Whitehead has a rather...
uh, INNOVATIVE... plan to
save Earth from solar
overheating.


The Earth Mover

From the Files of Fortean Slips

by D. Trull
Enigma Editor
dtrull@parascope.com

Everybody talks about the weather, but nobody does anything about it. The same goes for scenarios of planetary doom inevitably set to unfold in the far-flung future. These are the reasons why the spectre of global warming puts us in a doubly confounding pickle. Eventually the Earth is going to get too hot for our descendants to survive, but as long as we've got the A.C. pumping, most of us here today don't really give a rat's ass.

So when some saintly visionary comes along with a plan to nip this global catastrophe in the bud several millennia ahead of time, we should all stand up and cheer. Even if his survival scheme sounds certifiably insane.

Lorne Whitehead, a physics professor at the University of British Columbia in Vancouver, isn't so much concerned with the widely feared greenhouse effect caused by the burning of fossil fuels -- that's an issue for more short-sighted scientists to trifle with. Whitehead has his hands full with the natural increase in the sun's heat, which rises infinitesimally with each passing moment of the star's lifespan. Even if we all recycle our aluminum and ride bikes to work and write big checks to Greenpeace, the Earth is still going to get too hot to sustain life in about 1,500 million years -- through no fault of our own. Sort of takes the pressure off, doesn't it?

For you and me, maybe, but not for Dr. Whitehead. The heroically vigilant physicist intends to spare our great-to-the-nth-power grandchildren from this cruel and sweaty demise.

"I don't believe they will want to get into spaceships to leave the planet, even if they were are very large and comfortable spaceships," says Whitehead. "A far more practical idea is to move the Earth."

Whitehead may have drawn inspiration from Archimedes, who said, "Give me somewhere to stand, and I will move the earth." His plan suggests that humanity could get the job done with its feet firmly planted on the Moon. Since it's probably impossible to propel the Earth itself from its orbit, Whitehead advocates whomping La Luna with so much explosive force that our planet is inexorably dragged along with it.

"Our descendants would fix matter/anti-matter rockets to the far side of the Moon," Whitehead explains. "These would convert matter into anti-matter with 100 per cent efficiency, in accordance with Einstein's equation. (Nuclear bombs convert only a tiny fraction of their mass into energy.) But a pound of matter, on coming into contact with anti-matter, can be converted into the energy equivalent of 300 million gallons of petrol."

Man! It seems like that much firepower would simply bust the Moon wide open, but I ain't no scientist.
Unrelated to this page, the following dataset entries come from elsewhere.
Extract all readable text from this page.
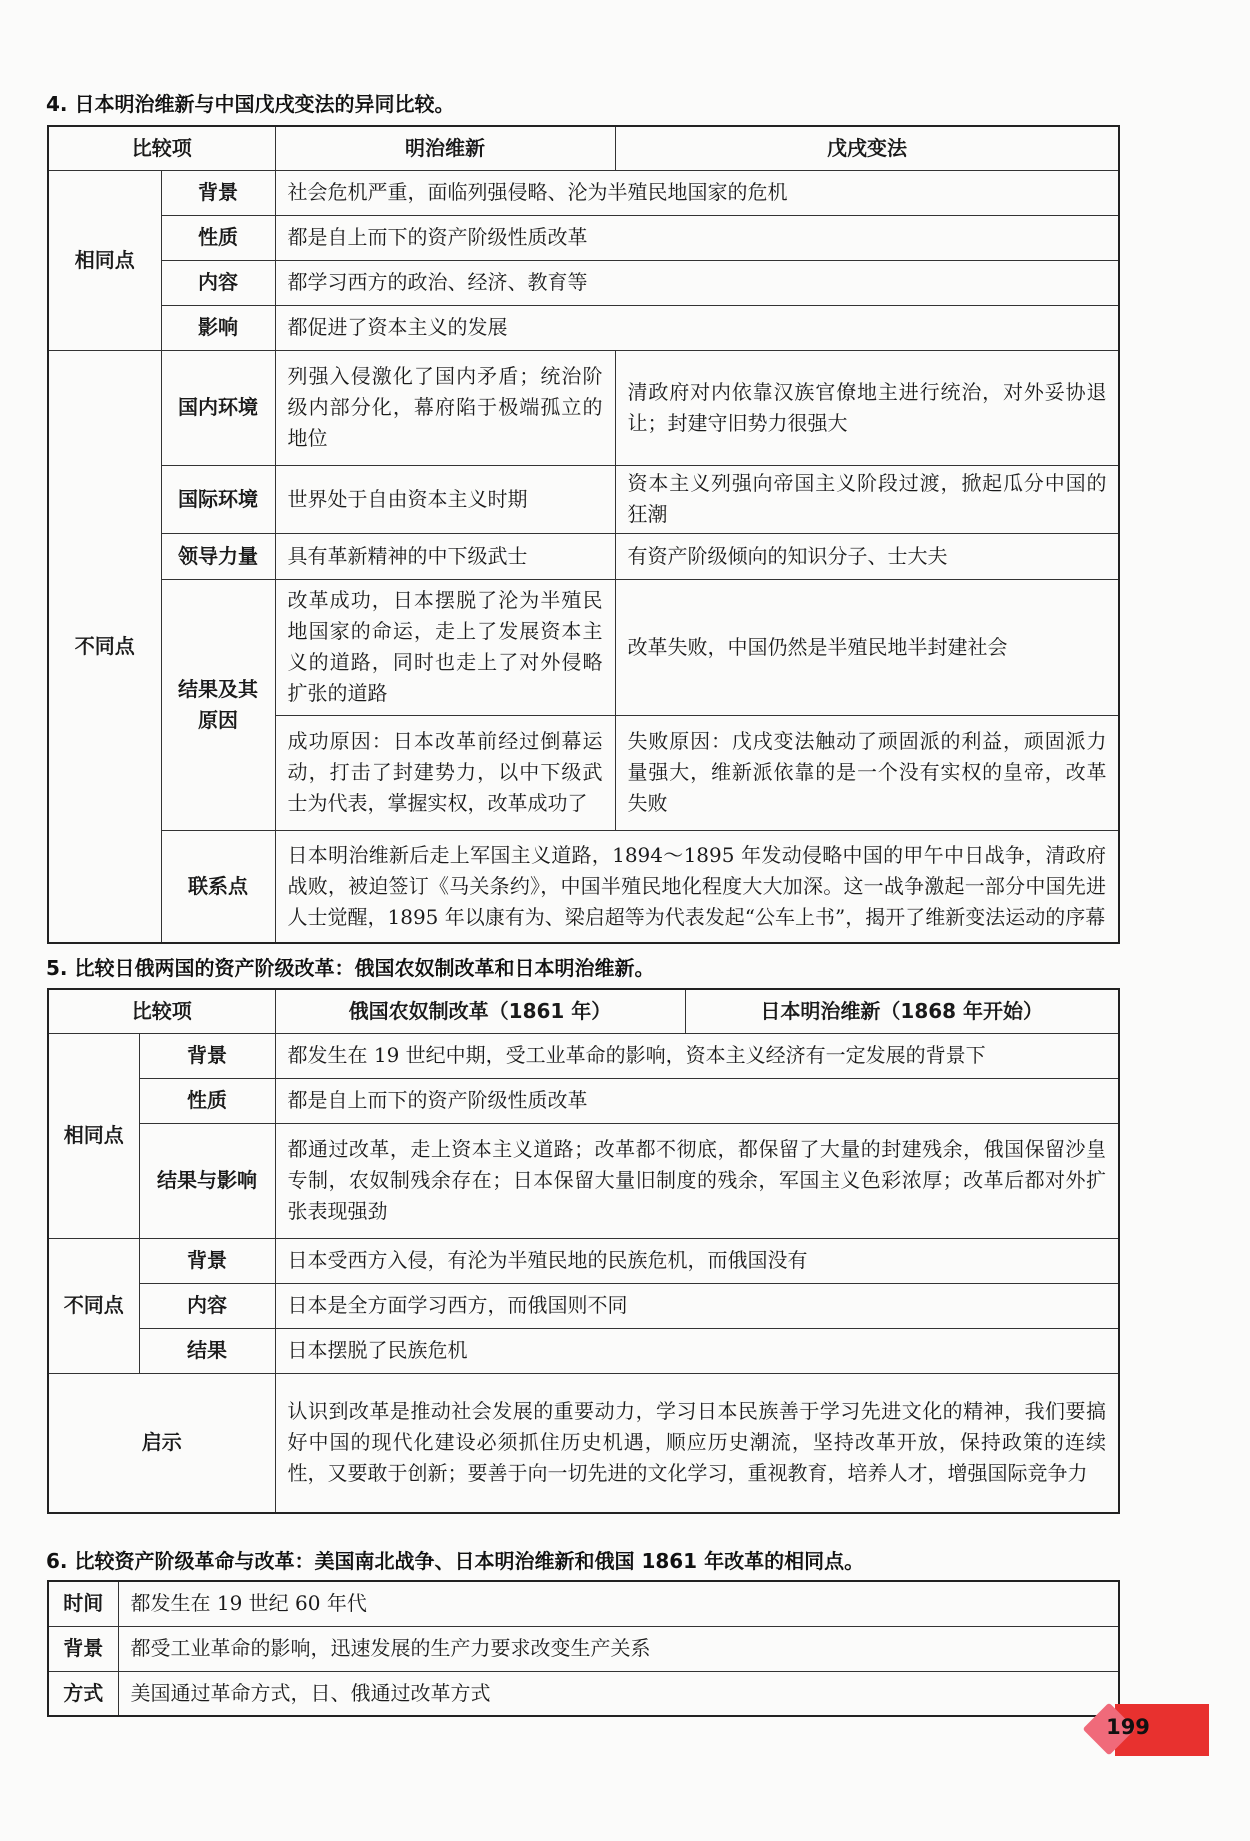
4. 日本明治维新与中国戊戌变法的异同比较。
比较项		明治维新	戊戌变法
相同点	背景	社会危机严重，面临列强侵略、沦为半殖民地国家的危机	
	性质	都是自上而下的资产阶级性质改革	
	内容	都学习西方的政治、经济、教育等	
	影响	都促进了资本主义的发展	
不同点	国内环境	列强入侵激化了国内矛盾；统治阶级内部分化，幕府陷于极端孤立的地位	清政府对内依靠汉族官僚地主进行统治，对外妥协退让；封建守旧势力很强大
	国际环境	世界处于自由资本主义时期	资本主义列强向帝国主义阶段过渡，掀起瓜分中国的狂潮
	领导力量	具有革新精神的中下级武士	有资产阶级倾向的知识分子、士大夫
	结果及其原因	改革成功，日本摆脱了沦为半殖民地国家的命运，走上了发展资本主义的道路，同时也走上了对外侵略扩张的道路	改革失败，中国仍然是半殖民地半封建社会
		成功原因：日本改革前经过倒幕运动，打击了封建势力，以中下级武士为代表，掌握实权，改革成功了	失败原因：戊戌变法触动了顽固派的利益，顽固派力量强大，维新派依靠的是一个没有实权的皇帝，改革失败
	联系点	日本明治维新后走上军国主义道路，1894～1895 年发动侵略中国的甲午中日战争，清政府战败，被迫签订《马关条约》，中国半殖民地化程度大大加深。这一战争激起一部分中国先进人士觉醒，1895 年以康有为、梁启超等为代表发起“公车上书”，揭开了维新变法运动的序幕	
5. 比较日俄两国的资产阶级改革：俄国农奴制改革和日本明治维新。
比较项		俄国农奴制改革（1861 年）	日本明治维新（1868 年开始）
相同点	背景	都发生在 19 世纪中期，受工业革命的影响，资本主义经济有一定发展的背景下	
	性质	都是自上而下的资产阶级性质改革	
	结果与影响	都通过改革，走上资本主义道路；改革都不彻底，都保留了大量的封建残余，俄国保留沙皇专制，农奴制残余存在；日本保留大量旧制度的残余，军国主义色彩浓厚；改革后都对外扩张表现强劲	
不同点	背景	日本受西方入侵，有沦为半殖民地的民族危机，而俄国没有	
	内容	日本是全方面学习西方，而俄国则不同	
	结果	日本摆脱了民族危机	
启示		认识到改革是推动社会发展的重要动力，学习日本民族善于学习先进文化的精神，我们要搞好中国的现代化建设必须抓住历史机遇，顺应历史潮流，坚持改革开放，保持政策的连续性，又要敢于创新；要善于向一切先进的文化学习，重视教育，培养人才，增强国际竞争力	
6. 比较资产阶级革命与改革：美国南北战争、日本明治维新和俄国 1861 年改革的相同点。
时间	都发生在 19 世纪 60 年代
背景	都受工业革命的影响，迅速发展的生产力要求改变生产关系
方式	美国通过革命方式，日、俄通过改革方式
199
Assuming our trusty satellite could perform its duty as a celestial tugboat, the Earth would be hauled into a further out and cooler orbit, but wouldn't just stop when it landed in the most ideally comfortable groove. You'd think Whitehead would call for some kind of retro-rocket secondary explosion to cancel out the inertia, but no. And here's where it gets really good.

Whitehead says we should just let the Earth and Moon keep right on truckin' out into deep space. His idea: turn the Moon into a surrogate sun, by blanketing its surface with really, really powerful heat lamps. He even names a place in Vancouver, a company called Vortex Industries, which is making the necessary argon arc lamps today. Whitehead believes that firing up a trillion of these boys on the lunar surface would cause the Moon to give us just as much heat and light as the sun.

To support his theory, he makes a big deal about the Moon and the sun coincidentally having the same apparent size in the sky from Earth. He believes we wouldn't hardly know the difference, once we lit up the Moon. He does allow that the tides would be weaker, and that there would of course be no moonlight. But other than that, Whitehead claims, "Everything on the planet would look the same, golden sunshine, blue sky, fleecy clouds and rainbows."

Hoo boy. You know, he actually had me going there with the Moon Slingshot trick, but that lunar lightbulb crap is way too much. Either that Vortex Industries lamp outfit is owned by Whitehead's brother-in-law, or this guy's crazier than a load of green cheese. Anyway, no matter how this whole situation plays out, it's comforting to know this is one move none of us will have to bother packing for.